Reste un dernier établissement géré par Pascal Lafargue président d'Emmaüs Gironde : celui de La Réole. Son ouverture avait été repoussée suite aux remous causés par la polémique concernant le foyer de Martillac. Elle a finalement eu lieu il y a quelques semaines" selon Philippe Mahé et "depuis un contrôle a été réalisé et il a validé cette ouverture".
Motion de défiance à l'encontre de Pascal Lafargue
Un courrier a été adressé par les salariés, "sous la forme de groupement de salariés, car nous n'avons pas de représentant du personnel" peut-on lire dans celui-ci. Il s'adresse à Pascal Lafargue, président d'Emmaüs Gironde et aux membres du conseil d'administration."Malgré l'importance du courrier que les salariés de l'Action Sociale vous ont adressé, vous n'avez donné aucune réponse". "Cela démontre que les inquiétudes du personnel d'Emmaüs Gironde ne sont pas prises en compte, aussi bien par le président que par le Conseil d'Administration". Ce courrier fait également référence à un "manque de transparence concernant les comptes", "l'absence de transmission des documents légaux des assemblées générales" ainsi que le non-respect de la date limite du mandat du président "("Présidence de Monsieur Lafargue depuis 25 ans").

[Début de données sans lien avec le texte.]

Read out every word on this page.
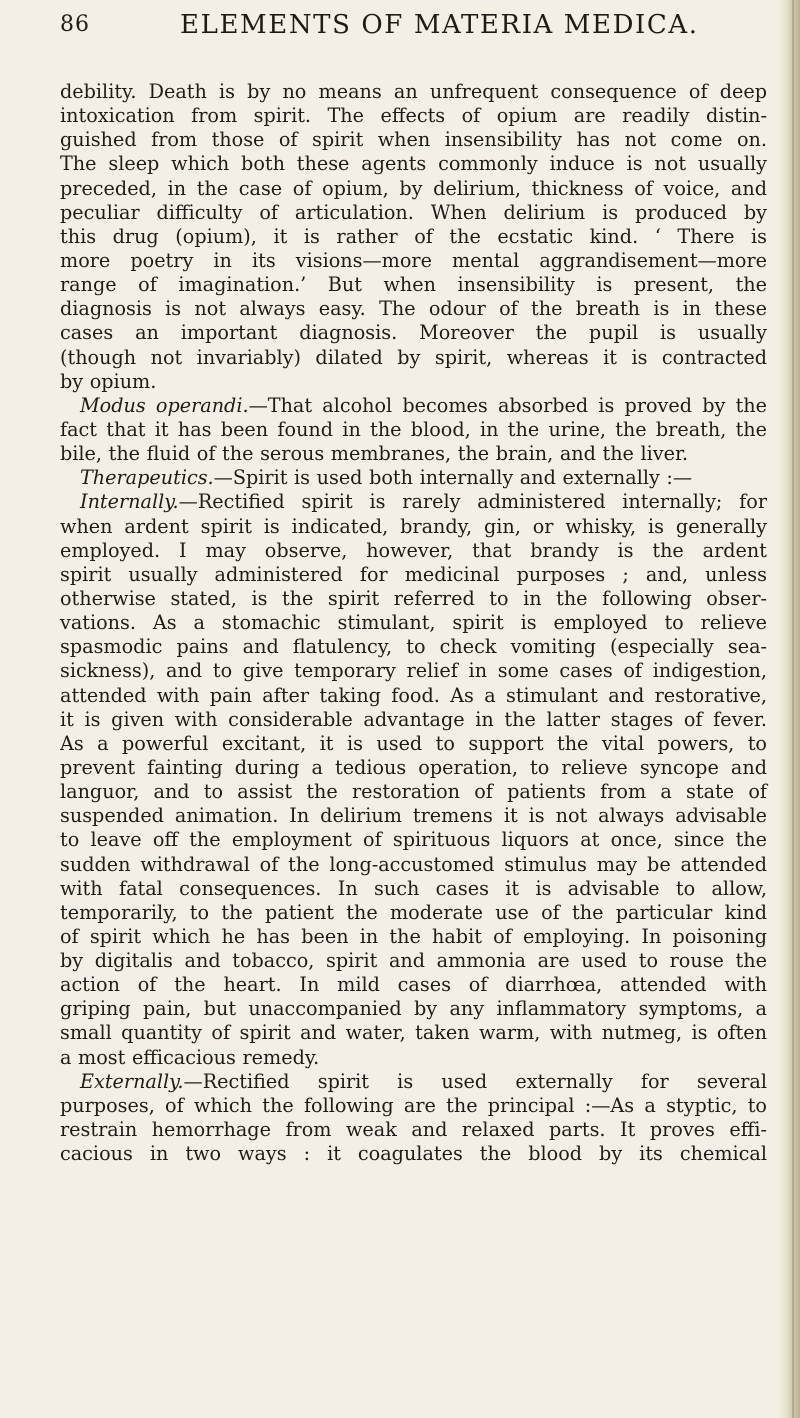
86	ELEMENTS OF MATERIA MEDICA.
debility. Death is by no means an unfrequent consequence of deep
intoxication from spirit. The effects of opium are readily distin-
guished from those of spirit when insensibility has not come on.
The sleep which both these agents commonly induce is not usually
preceded, in the case of opium, by delirium, thickness of voice, and
peculiar difficulty of articulation. When delirium is produced by
this drug (opium), it is rather of the ecstatic kind. ‘ There is
more poetry in its visions—more mental aggrandisement—more
range of imagination.’ But when insensibility is present, the
diagnosis is not always easy. The odour of the breath is in these
cases an important diagnosis. Moreover the pupil is usually
(though not invariably) dilated by spirit, whereas it is contracted
by opium.
Modus operandi.—That alcohol becomes absorbed is proved by the
fact that it has been found in the blood, in the urine, the breath, the
bile, the fluid of the serous membranes, the brain, and the liver.
Therapeutics.—Spirit is used both internally and externally :—
Internally.—Rectified spirit is rarely administered internally; for
when ardent spirit is indicated, brandy, gin, or whisky, is generally
employed. I may observe, however, that brandy is the ardent
spirit usually administered for medicinal purposes ; and, unless
otherwise stated, is the spirit referred to in the following obser-
vations. As a stomachic stimulant, spirit is employed to relieve
spasmodic pains and flatulency, to check vomiting (especially sea-
sickness), and to give temporary relief in some cases of indigestion,
attended with pain after taking food. As a stimulant and restorative,
it is given with considerable advantage in the latter stages of fever.
As a powerful excitant, it is used to support the vital powers, to
prevent fainting during a tedious operation, to relieve syncope and
languor, and to assist the restoration of patients from a state of
suspended animation. In delirium tremens it is not always advisable
to leave off the employment of spirituous liquors at once, since the
sudden withdrawal of the long-accustomed stimulus may be attended
with fatal consequences. In such cases it is advisable to allow,
temporarily, to the patient the moderate use of the particular kind
of spirit which he has been in the habit of employing. In poisoning
by digitalis and tobacco, spirit and ammonia are used to rouse the
action of the heart. In mild cases of diarrhœa, attended with
griping pain, but unaccompanied by any inflammatory symptoms, a
small quantity of spirit and water, taken warm, with nutmeg, is often
a most efficacious remedy.
Externally.—Rectified spirit is used externally for several
purposes, of which the following are the principal :—As a styptic, to
restrain hemorrhage from weak and relaxed parts. It proves effi-
cacious in two ways : it coagulates the blood by its chemical
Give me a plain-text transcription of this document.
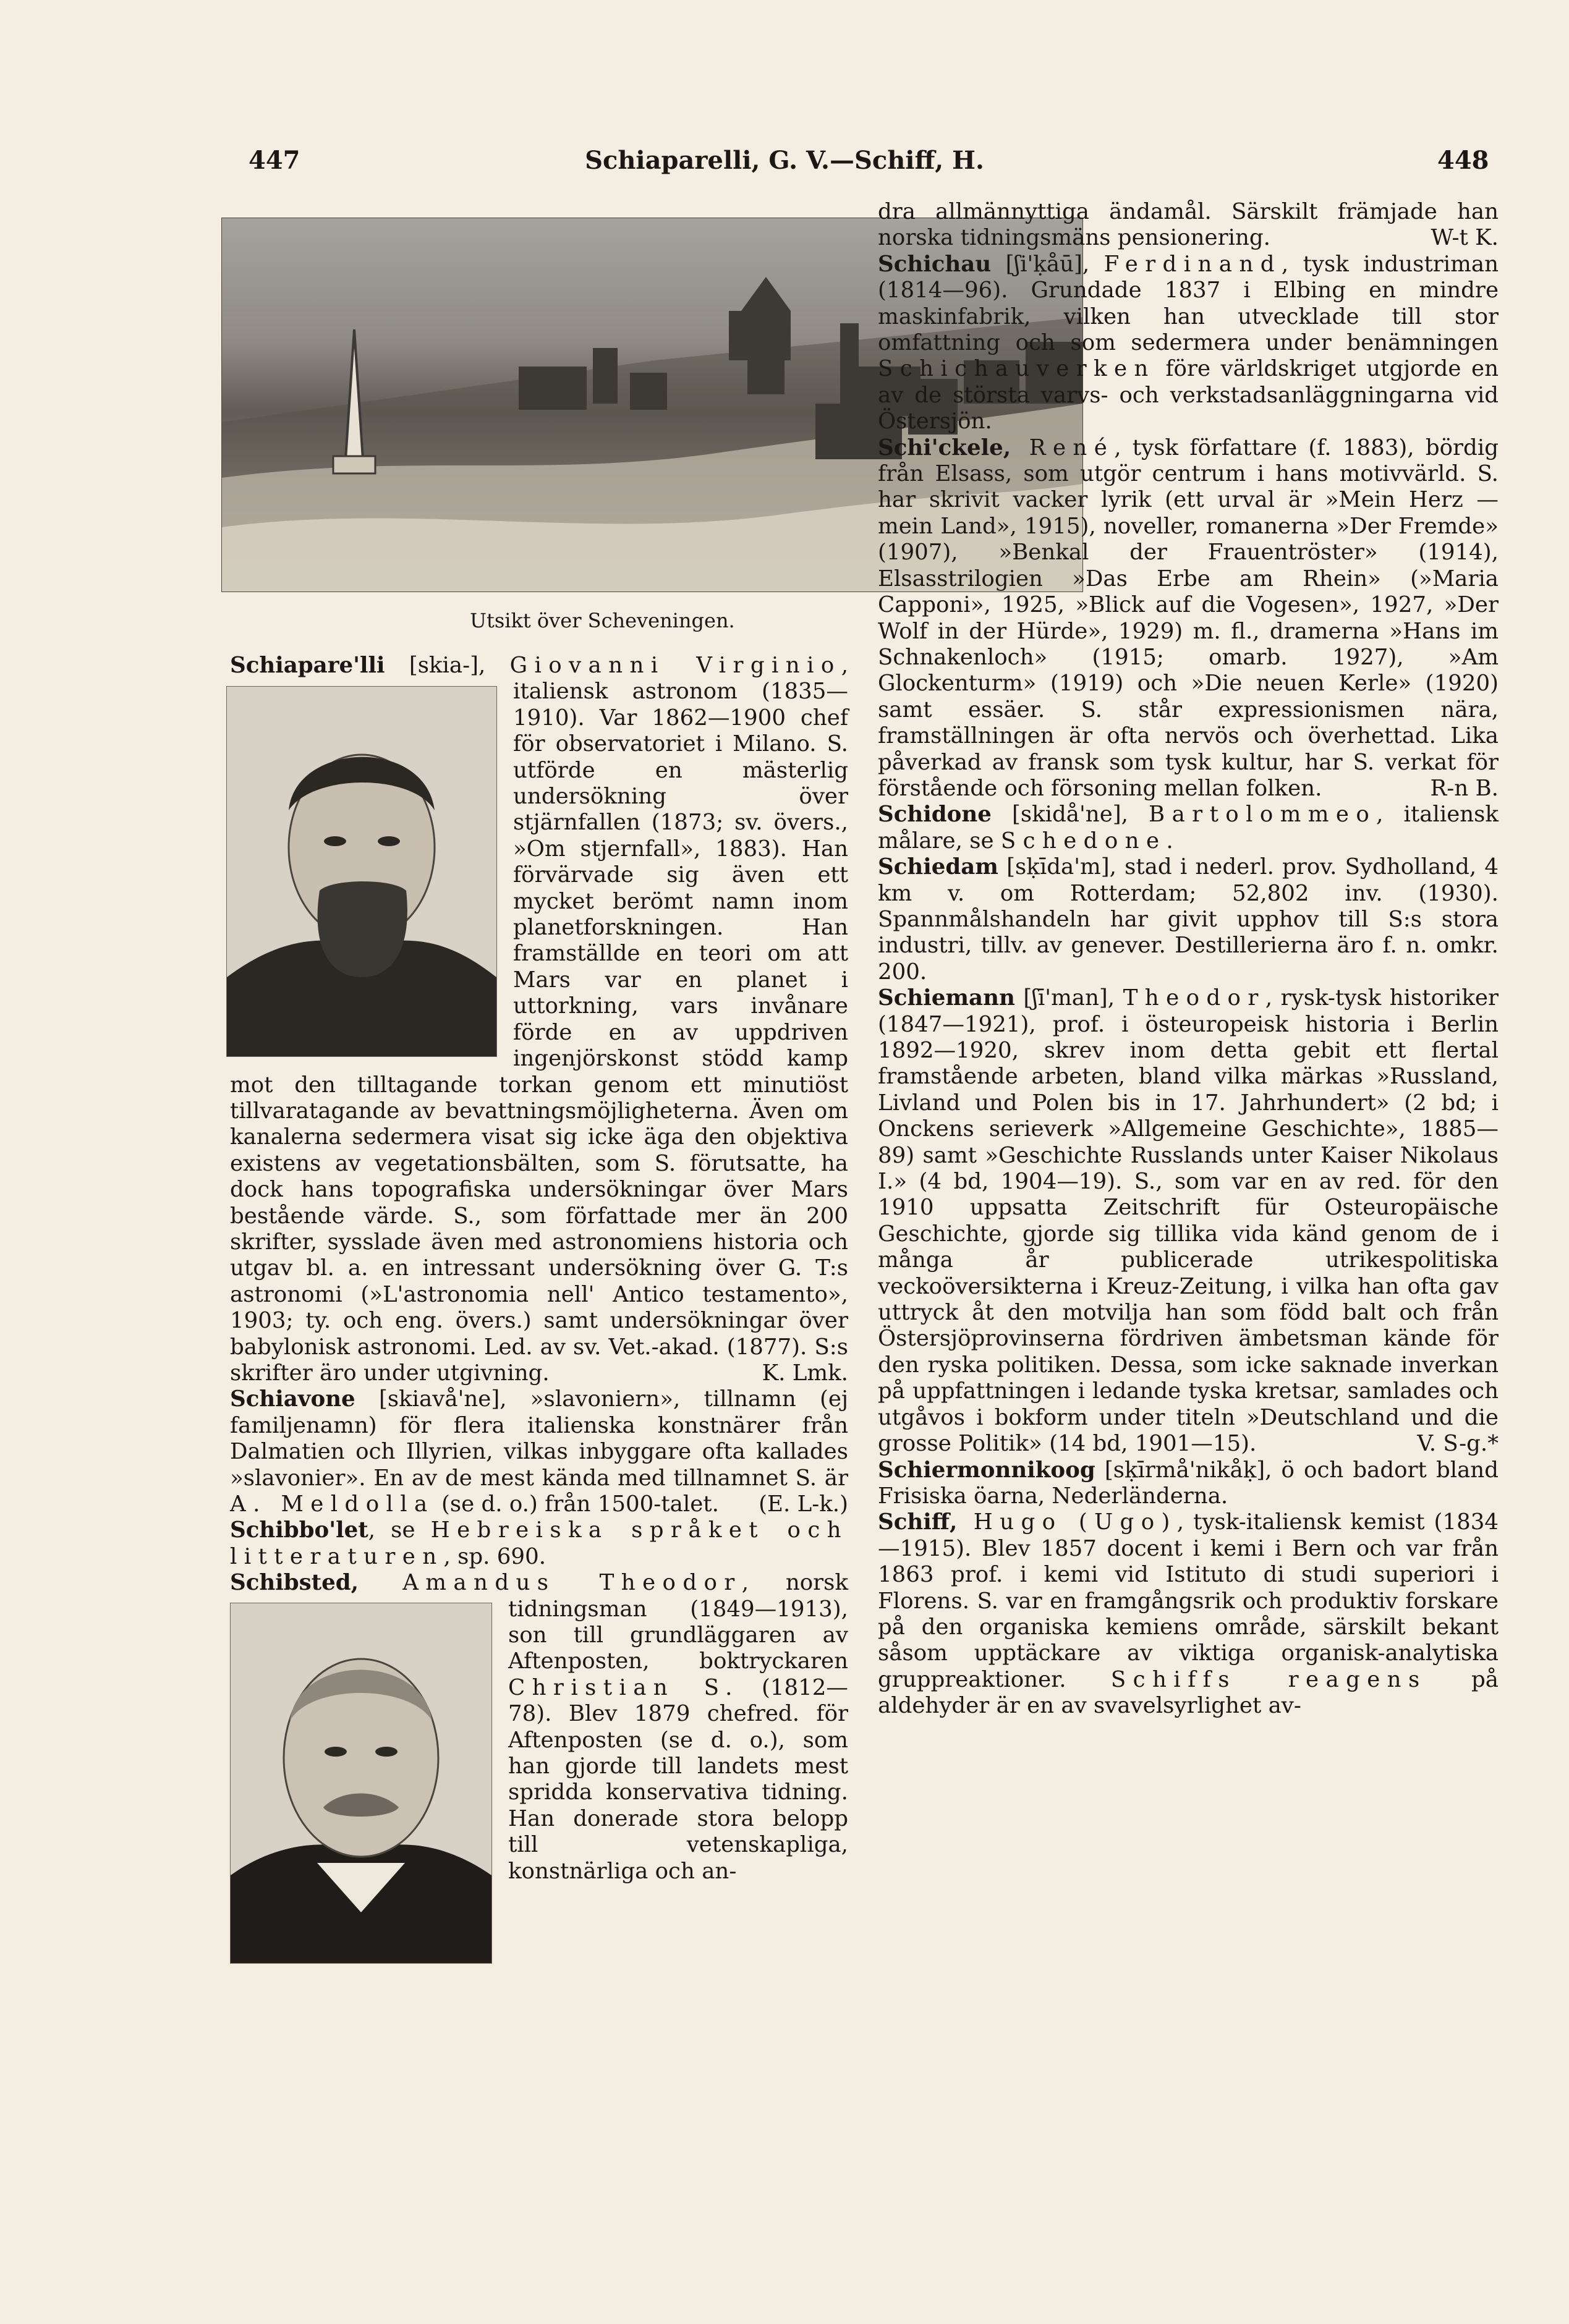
447	Schiaparelli, G. V.—Schiff, H.	448
Utsikt över Scheveningen.

Schiapare'lli [skia-], Giovanni Virginio
, italiensk astronom (1835—1910). Var 1862—1900 chef för observatoriet i Milano. S. utförde en mästerlig undersökning över stjärnfallen (1873; sv. övers., »Om stjernfall», 1883). Han förvärvade sig även ett mycket berömt namn inom planetforskningen. Han framställde en teori om att Mars var en planet i uttorkning, vars invånare förde en av uppdriven ingenjörskonst stödd kamp mot den tilltagande torkan genom ett minutiöst tillvaratagande av bevattningsmöjligheterna. Även om kanalerna sedermera visat sig icke äga den objektiva existens av vegetationsbälten, som S. förutsatte, ha dock hans topografiska undersökningar över Mars bestående värde. S., som författade mer än 200 skrifter, sysslade även med astronomiens historia och utgav bl. a. en intressant undersökning över G. T:s astronomi (»L'astronomia nell' Antico testamento», 1903; ty. och eng. övers.) samt undersökningar över babylonisk astronomi. Led. av sv. Vet.-akad. (1877). S:s skrifter äro under utgivning.	K. Lmk.

Schiavone [skiavå'ne], »slavoniern», tillnamn (ej familjenamn) för flera italienska konstnärer från Dalmatien och Illyrien, vilkas inbyggare ofta kallades »slavonier». En av de mest kända med tillnamnet S. är A. Meldolla (se d. o.) från 1500-talet.	(E. L-k.)

Schibbo'let, se Hebreiska språket och litteraturen, sp. 690.

Schibsted, Amandus Theodor
, norsk tidningsman (1849—1913), son till grundläggaren av Aftenposten, boktryckaren Christian S. (1812—78). Blev 1879 chefred. för Aftenposten (se d. o.), som han gjorde till landets mest spridda konservativa tidning. Han donerade stora belopp till vetenskapliga, konstnärliga och an-

dra allmännyttiga ändamål. Särskilt främjade han norska tidningsmäns pensionering.	W-t K.

Schichau [ʃi'ḳåū], Ferdinand, tysk industriman (1814—96). Grundade 1837 i Elbing en mindre maskinfabrik, vilken han utvecklade till stor omfattning och som sedermera under benämningen Schichauverken före världskriget utgjorde en av de största varvs- och verkstadsanläggningarna vid Östersjön.

Schi'ckele, René, tysk författare (f. 1883), bördig från Elsass, som utgör centrum i hans motivvärld. S. har skrivit vacker lyrik (ett urval är »Mein Herz — mein Land», 1915), noveller, romanerna »Der Fremde» (1907), »Benkal der Frauentröster» (1914), Elsasstrilogien »Das Erbe am Rhein» (»Maria Capponi», 1925, »Blick auf die Vogesen», 1927, »Der Wolf in der Hürde», 1929) m. fl., dramerna »Hans im Schnakenloch» (1915; omarb. 1927), »Am Glockenturm» (1919) och »Die neuen Kerle» (1920) samt essäer. S. står expressionismen nära, framställningen är ofta nervös och överhettad. Lika påverkad av fransk som tysk kultur, har S. verkat för förstående och försoning mellan folken.	R-n B.

Schidone [skidå'ne], Bartolommeo, italiensk målare, se Schedone.

Schiedam [sḳīda'm], stad i nederl. prov. Sydholland, 4 km v. om Rotterdam; 52,802 inv. (1930). Spannmålshandeln har givit upphov till S:s stora industri, tillv. av genever. Destillerierna äro f. n. omkr. 200.

Schiemann [ʃī'man], Theodor, rysk-tysk historiker (1847—1921), prof. i östeuropeisk historia i Berlin 1892—1920, skrev inom detta gebit ett flertal framstående arbeten, bland vilka märkas »Russland, Livland und Polen bis in 17. Jahrhundert» (2 bd; i Onckens serieverk »Allgemeine Geschichte», 1885—89) samt »Geschichte Russlands unter Kaiser Nikolaus I.» (4 bd, 1904—19). S., som var en av red. för den 1910 uppsatta Zeitschrift für Osteuropäische Geschichte, gjorde sig tillika vida känd genom de i många år publicerade utrikespolitiska veckoöversikterna i Kreuz-Zeitung, i vilka han ofta gav uttryck åt den motvilja han som född balt och från Östersjöprovinserna fördriven ämbetsman kände för den ryska politiken. Dessa, som icke saknade inverkan på uppfattningen i ledande tyska kretsar, samlades och utgåvos i bokform under titeln »Deutschland und die grosse Politik» (14 bd, 1901—15).	V. S-g.*

Schiermonnikoog [sḳīrmå'nikåḳ], ö och badort bland Frisiska öarna, Nederländerna.

Schiff, Hugo (Ugo), tysk-italiensk kemist (1834—1915). Blev 1857 docent i kemi i Bern och var från 1863 prof. i kemi vid Istituto di studi superiori i Florens. S. var en framgångsrik och produktiv forskare på den organiska kemiens område, särskilt bekant såsom upptäckare av viktiga organisk-analytiska gruppreaktioner. Schiffs reagens på aldehyder är en av svavelsyrlighet av-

"Nous estimons que vous n'avez plus la légitimité ni la qualification pour assurer la gouvernance financière et humaine que cette association réclame". Les salariés y font aussi allusion à la siscion entre Emmaüs France et Emmaüs Gironde. Ils disent par ailleurs être soutenus par les compagnons et les salariés d'Emmaus Gironde. Cette motion de défiance aurait été signée par au moins 75% des compagnons et des salariés du pôle Action Sociale d'Emmaüs Gironde.
Contacté par téléphone, Pascal Lafargue n'a pas encore donné suite à notre demande d'interview.